A span = (start_offset, length) in the source buffer. A location = (line, column). We compute the latter from the former on demand.

class SourceFile {
    std::string                 text_;
    std::vector<size_t>         lineStarts_;  // offset of each line
};

Loc SourceFile::loc(size_t offset) const {
    auto it = std::upper_bound(lineStarts_.begin(), lineStarts_.end(), offset);
    int  line = (int)(it - lineStarts_.begin());
    return {line, (int)(offset - lineStarts_[line - 1]) + 1};
}
  • Why store offsets, not (line, col)?
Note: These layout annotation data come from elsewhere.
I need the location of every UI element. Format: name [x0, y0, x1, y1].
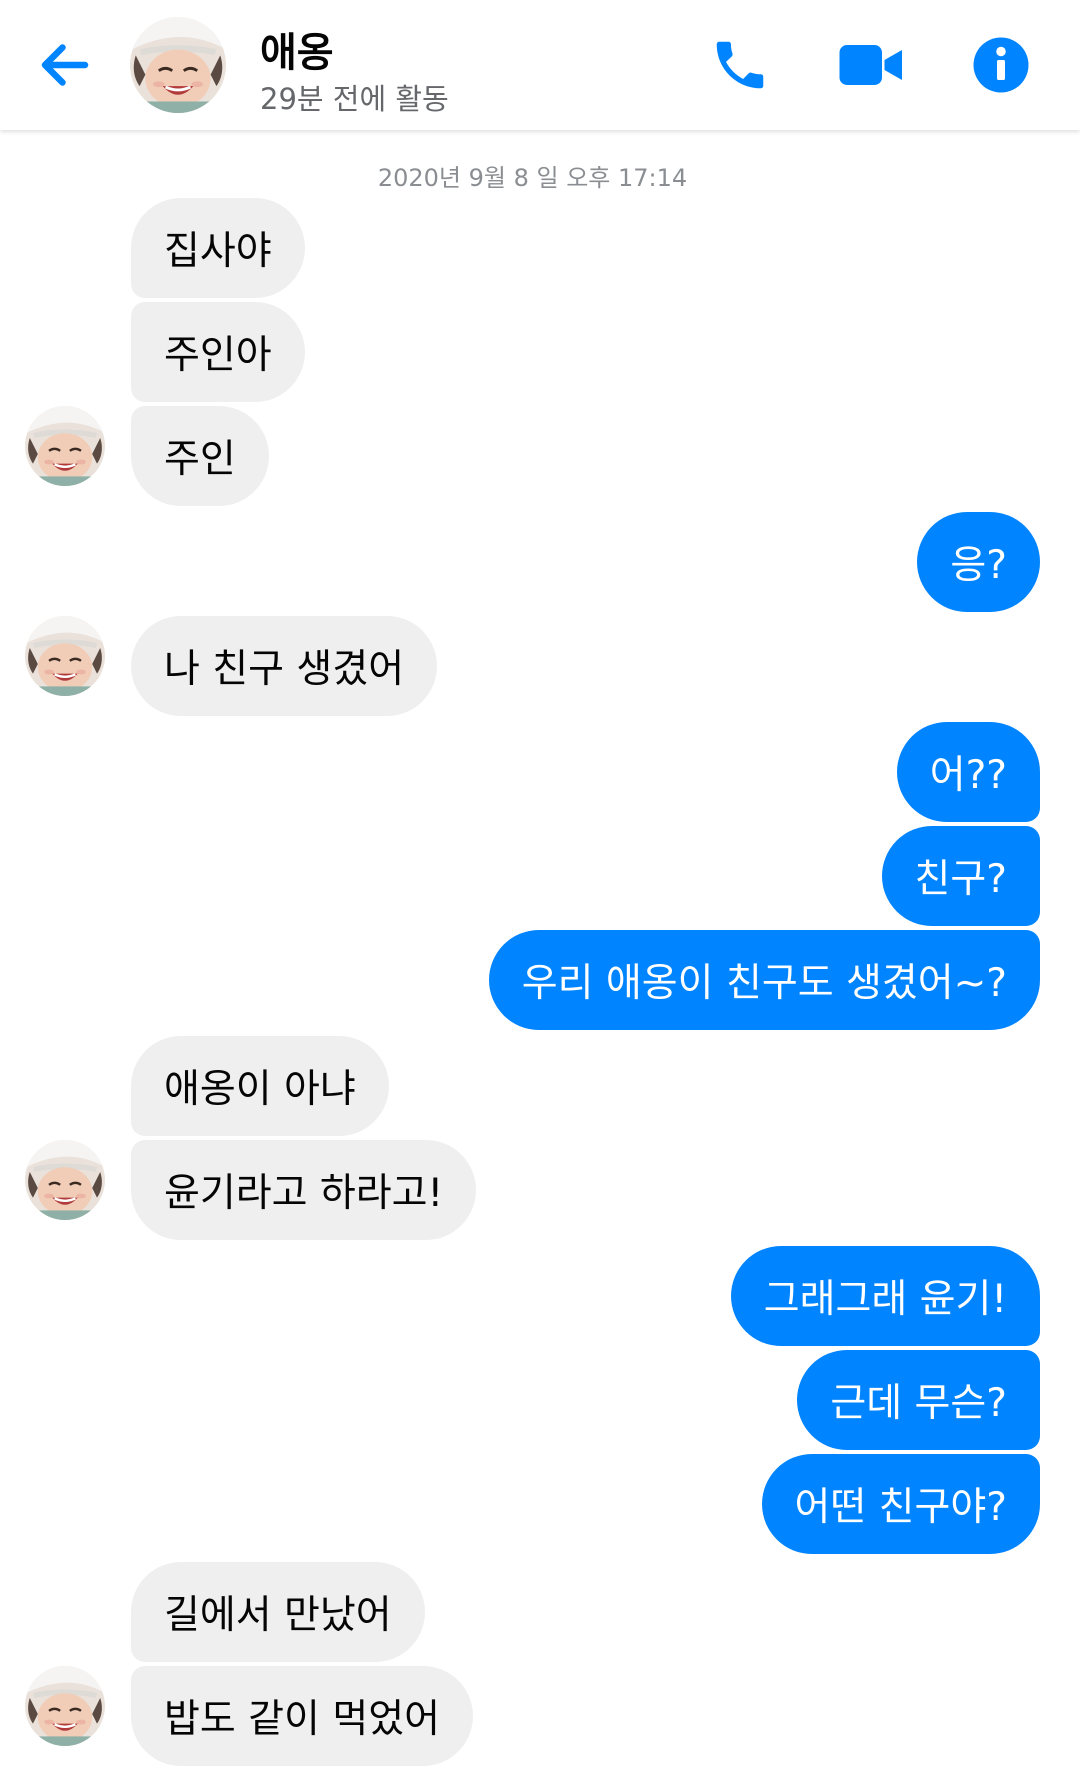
sender-avatar[interactable] [25, 406, 105, 486]
outgoing-message[interactable]: 응? [917, 512, 1040, 612]
message-timestamp: 2020년 9월 8 일 오후 17:14 [377, 164, 688, 192]
incoming-message[interactable]: 나 친구 생겼어 [131, 616, 438, 716]
outgoing-message[interactable]: 어?? [896, 722, 1040, 822]
conversation-header: 애옹 29분 전에 활동 [0, 0, 1080, 130]
phone-icon [716, 41, 764, 89]
sender-avatar[interactable] [25, 1666, 105, 1746]
incoming-message[interactable]: 애옹이 아냐 [131, 1036, 389, 1136]
active-status: 29분 전에 활동 [260, 82, 449, 116]
call-button[interactable] [705, 30, 775, 100]
contact-name[interactable]: 애옹 [260, 20, 334, 78]
outgoing-message[interactable]: 우리 애옹이 친구도 생겼어~? [488, 930, 1040, 1030]
incoming-message[interactable]: 밥도 같이 먹었어 [131, 1666, 473, 1766]
incoming-message[interactable]: 집사야 [131, 198, 305, 298]
incoming-message[interactable]: 주인아 [131, 302, 305, 402]
sender-avatar[interactable] [25, 1140, 105, 1220]
outgoing-message[interactable]: 친구? [881, 826, 1040, 926]
incoming-message[interactable]: 주인 [131, 406, 269, 506]
back-button[interactable] [30, 30, 100, 100]
incoming-message[interactable]: 길에서 만났어 [131, 1562, 425, 1662]
info-icon [973, 37, 1029, 93]
video-camera-icon [839, 45, 902, 85]
video-call-button[interactable] [837, 30, 907, 100]
outgoing-message[interactable]: 어떤 친구야? [761, 1454, 1040, 1554]
incoming-message[interactable]: 윤기라고 하라고! [131, 1140, 477, 1240]
sender-avatar[interactable] [25, 616, 105, 696]
outgoing-message[interactable]: 근데 무슨? [797, 1350, 1040, 1450]
outgoing-message[interactable]: 그래그래 윤기! [730, 1246, 1040, 1346]
arrow-left-icon [41, 44, 89, 86]
info-button[interactable] [966, 30, 1036, 100]
contact-avatar[interactable] [130, 17, 226, 113]
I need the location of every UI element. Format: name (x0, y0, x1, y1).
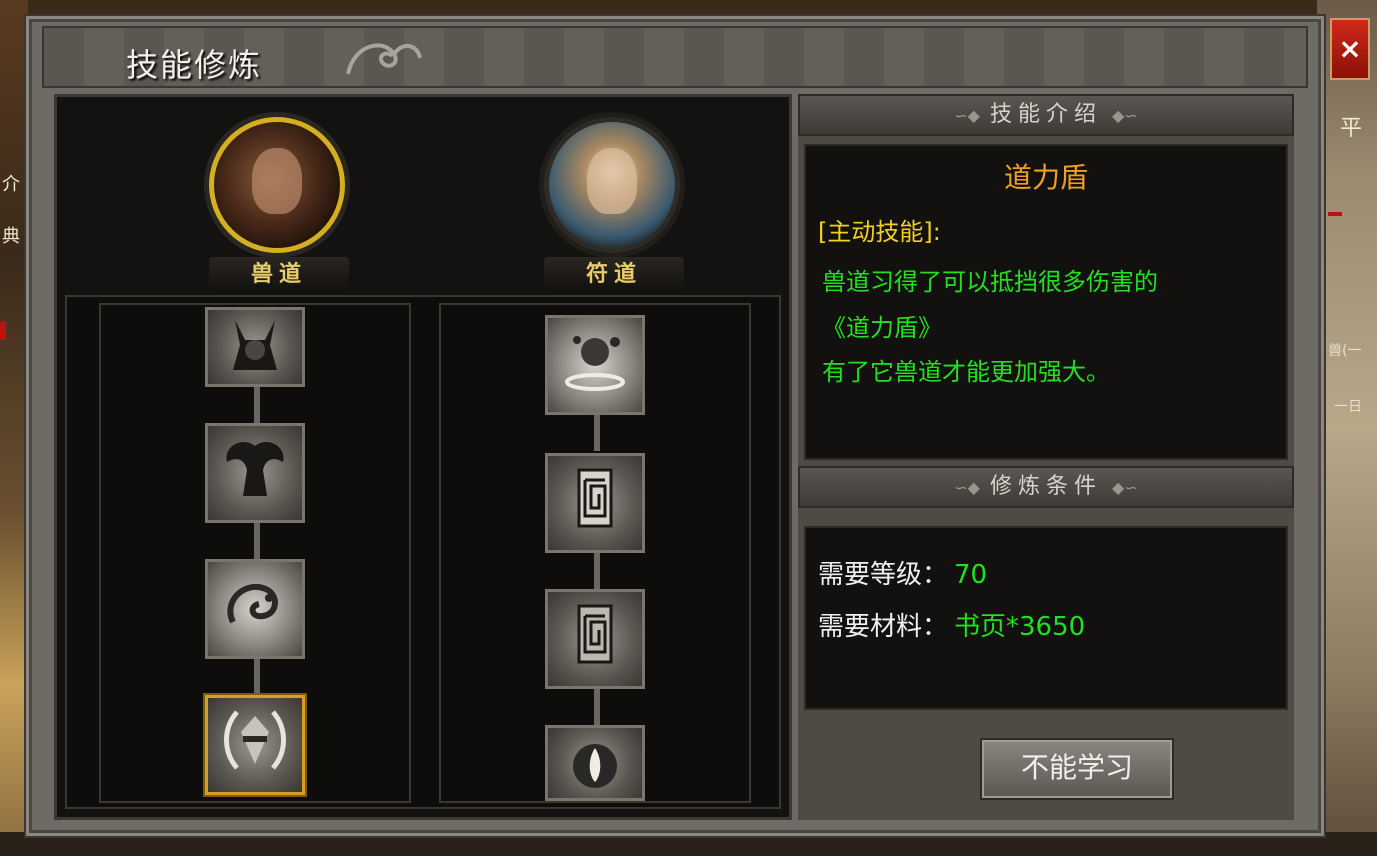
skill-type: [主动技能]: (818, 218, 941, 246)
background-glyph: 介 (2, 174, 20, 195)
skill-tree-panel: 兽道 符道 (54, 94, 792, 820)
school-avatar-beast[interactable] (209, 117, 345, 253)
skill-description-line: 兽道习得了可以抵挡很多伤害的 (822, 268, 1158, 296)
skill-info-title: 技能介绍 (989, 102, 1102, 127)
background-marker (0, 322, 6, 340)
horned-demon-icon[interactable] (205, 307, 305, 387)
cloud-ornament-icon (346, 43, 422, 75)
talisman-scroll-icon[interactable] (545, 453, 645, 553)
close-button[interactable]: × (1330, 18, 1370, 80)
required-material-row: 需要材料： 书页*3650 (818, 606, 1085, 643)
tao-shield-icon[interactable] (205, 695, 305, 795)
skill-info-header: ∽◆ 技能介绍 ◆∽ (798, 94, 1294, 136)
portrait-icon (252, 148, 302, 214)
ornament-icon: ∽◆ (954, 478, 980, 497)
skill-info-box: 道力盾 [主动技能]: 兽道习得了可以抵挡很多伤害的 《道力盾》 有了它兽道才能… (804, 144, 1288, 460)
portrait-icon (587, 148, 637, 214)
required-level-value: 70 (954, 560, 988, 590)
flame-orb-icon[interactable] (545, 725, 645, 801)
background-text: 一日 (1334, 399, 1362, 415)
required-material-label: 需要材料： (818, 612, 949, 642)
talisman-scroll-icon[interactable] (545, 589, 645, 689)
ornament-icon: ◆∽ (1112, 478, 1138, 497)
skill-column-talisman (439, 303, 751, 803)
skill-column-beast (99, 303, 411, 803)
skill-tree-area (65, 295, 781, 809)
tree-connector (254, 657, 260, 697)
required-level-label: 需要等级： (818, 560, 949, 590)
spell-burst-icon[interactable] (545, 315, 645, 415)
close-icon: × (1338, 32, 1362, 65)
tree-connector (254, 385, 260, 425)
school-label-talisman[interactable]: 符道 (544, 257, 684, 291)
school-label-beast[interactable]: 兽道 (209, 257, 349, 291)
skill-description-line: 《道力盾》 (822, 314, 942, 342)
title-bar[interactable]: 技能修炼 (42, 26, 1308, 88)
background-text: 兽(一 (1328, 343, 1362, 359)
learn-button[interactable]: 不能学习 (980, 738, 1174, 800)
winged-beast-icon[interactable] (205, 423, 305, 523)
skill-detail-panel: ∽◆ 技能介绍 ◆∽ 道力盾 [主动技能]: 兽道习得了可以抵挡很多伤害的 《道力盾… (798, 94, 1294, 820)
coiled-creature-icon[interactable] (205, 559, 305, 659)
required-material-value: 书页*3650 (954, 612, 1086, 642)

Offsets are constant-time comparable, deduplicable, hashable. Lines change with edits; offsets don't (per-file).
  • Why binary-search lookup? O(log lines) is fast enough for diagnostics. We only convert offsets → (line, col) at print time.

Span propagation

Tokens carry spans straight from the lexer. AST nodes either copy their primary token's span (literals, identifiers) or merge:

e->span = {lhs->span.start,
           rhs->span.start + rhs->span.length - lhs->span.start};

A binary expression's span covers lhs op rhs end-to-end. This is crucial for IDE highlighting: hover over 1 + 2, the whole expression lights up.

Multi-file

Real compilers carry a (fileId, span) pair. cp-15 uses one file at a time because that's all the REPL and CLI need; extending to a SourceMap of files is mechanical (vector<SourceFile> keyed by id).